CAIRE’s Academic Highlights
Bridging the gap between artificial intelligence and real-world classrooms. Our research provides evidence-based insights and solutions that empower educators to enhance instructional quality.
SciEval: A Benchmark for Automatic Evaluation of K–12 Science Instructional Materials
Status: Accepted as FULL Paper at AIED 2026 (March 2026)
Authors: Zhaohui Li, Peng He, Honglu Liu, Zeyuan Wang, Zhiyuan Chen, Tingting Li, Jinjun Xiong
As educators increasingly use generative AI to create science materials, manual evaluation remains time-consuming and difficult to scale. We introduce SciEval, a specialized benchmark dataset of 273 lesson-level materials evaluated across 13 criteria. Our research demonstrates that domain-aligned fine-tuning of LLMs (like Qwen3) can achieve up to 11% performance gains in automated pedagogical evaluation.

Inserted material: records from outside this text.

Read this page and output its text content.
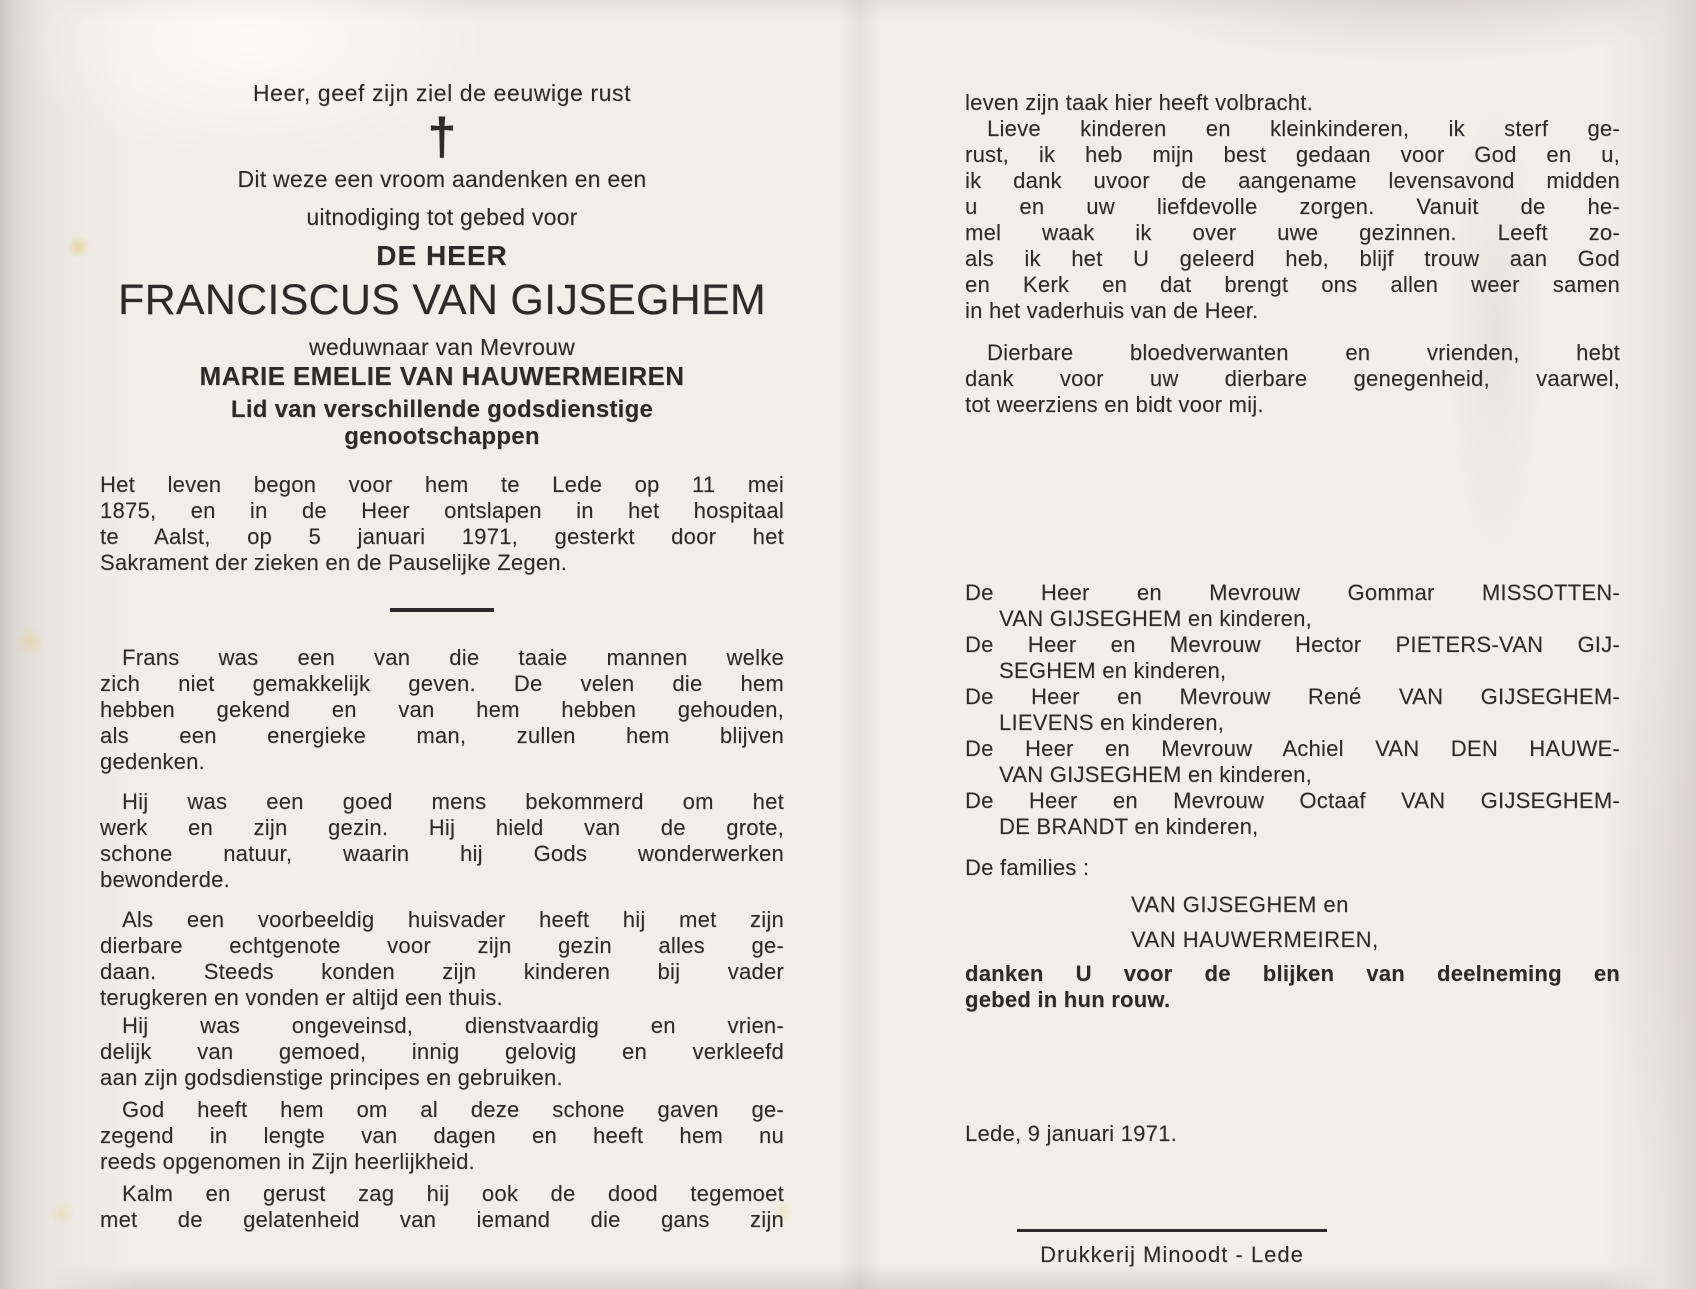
Heer, geef zijn ziel de eeuwige rust
†
Dit weze een vroom aandenken en een
uitnodiging tot gebed voor
DE HEER
FRANCISCUS VAN GIJSEGHEM
weduwnaar van Mevrouw
MARIE EMELIE VAN HAUWERMEIREN
Lid van verschillende godsdienstige
genootschappen
Het leven begon voor hem te Lede op 11 mei
1875, en in de Heer ontslapen in het hospitaal
te Aalst, op 5 januari 1971, gesterkt door het
Sakrament der zieken en de Pauselijke Zegen.
Frans was een van die taaie mannen welke
zich niet gemakkelijk geven. De velen die hem
hebben gekend en van hem hebben gehouden,
als een energieke man, zullen hem blijven
gedenken.
Hij was een goed mens bekommerd om het
werk en zijn gezin. Hij hield van de grote,
schone natuur, waarin hij Gods wonderwerken
bewonderde.
Als een voorbeeldig huisvader heeft hij met zijn
dierbare echtgenote voor zijn gezin alles ge-
daan. Steeds konden zijn kinderen bij vader
terugkeren en vonden er altijd een thuis.
Hij was ongeveinsd, dienstvaardig en vrien-
delijk van gemoed, innig gelovig en verkleefd
aan zijn godsdienstige principes en gebruiken.
God heeft hem om al deze schone gaven ge-
zegend in lengte van dagen en heeft hem nu
reeds opgenomen in Zijn heerlijkheid.
Kalm en gerust zag hij ook de dood tegemoet
met de gelatenheid van iemand die gans zijn
leven zijn taak hier heeft volbracht.
Lieve kinderen en kleinkinderen, ik sterf ge-
rust, ik heb mijn best gedaan voor God en u,
ik dank uvoor de aangename levensavond midden
u en uw liefdevolle zorgen. Vanuit de he-
mel waak ik over uwe gezinnen. Leeft zo-
als ik het U geleerd heb, blijf trouw aan God
en Kerk en dat brengt ons allen weer samen
in het vaderhuis van de Heer.
Dierbare bloedverwanten en vrienden, hebt
dank voor uw dierbare genegenheid, vaarwel,
tot weerziens en bidt voor mij.
De Heer en Mevrouw Gommar MISSOTTEN-
VAN GIJSEGHEM en kinderen,
De Heer en Mevrouw Hector PIETERS-VAN GIJ-
SEGHEM en kinderen,
De Heer en Mevrouw René VAN GIJSEGHEM-
LIEVENS en kinderen,
De Heer en Mevrouw Achiel VAN DEN HAUWE-
VAN GIJSEGHEM en kinderen,
De Heer en Mevrouw Octaaf VAN GIJSEGHEM-
DE BRANDT en kinderen,
De families :
VAN GIJSEGHEM en
VAN HAUWERMEIREN,
danken U voor de blijken van deelneming en
gebed in hun rouw.
Lede, 9 januari 1971.
Drukkerij Minoodt - Lede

DrawSim-PD: Simulating Student Science Drawings to Support NGSS-Aligned Teacher Diagnostic Reasoning
Authors: Arijit Chakma, Peng He, Honglu Liu, Zeyuan Wang, Tingting Li, Tiffany D. Do, Feng Liu
Paper: Read on arXiv
Privacy regulations often prohibit sharing authentic student work for teacher professional development at scale. To address this, we present DrawSim-PD, the first generative framework that simulates NGSS-aligned, student-like science drawings exhibiting controllable pedagogical imperfections. Driven by structured “capability profiles,” the system ensures cross-modal coherence across a student drawing, a reasoning narrative, and a teacher-facing diagnostic concept map. Evaluated positively by K-12 educators, we release a corpus of 10,000 structured artifacts to overcome data scarcity in visual assessment research.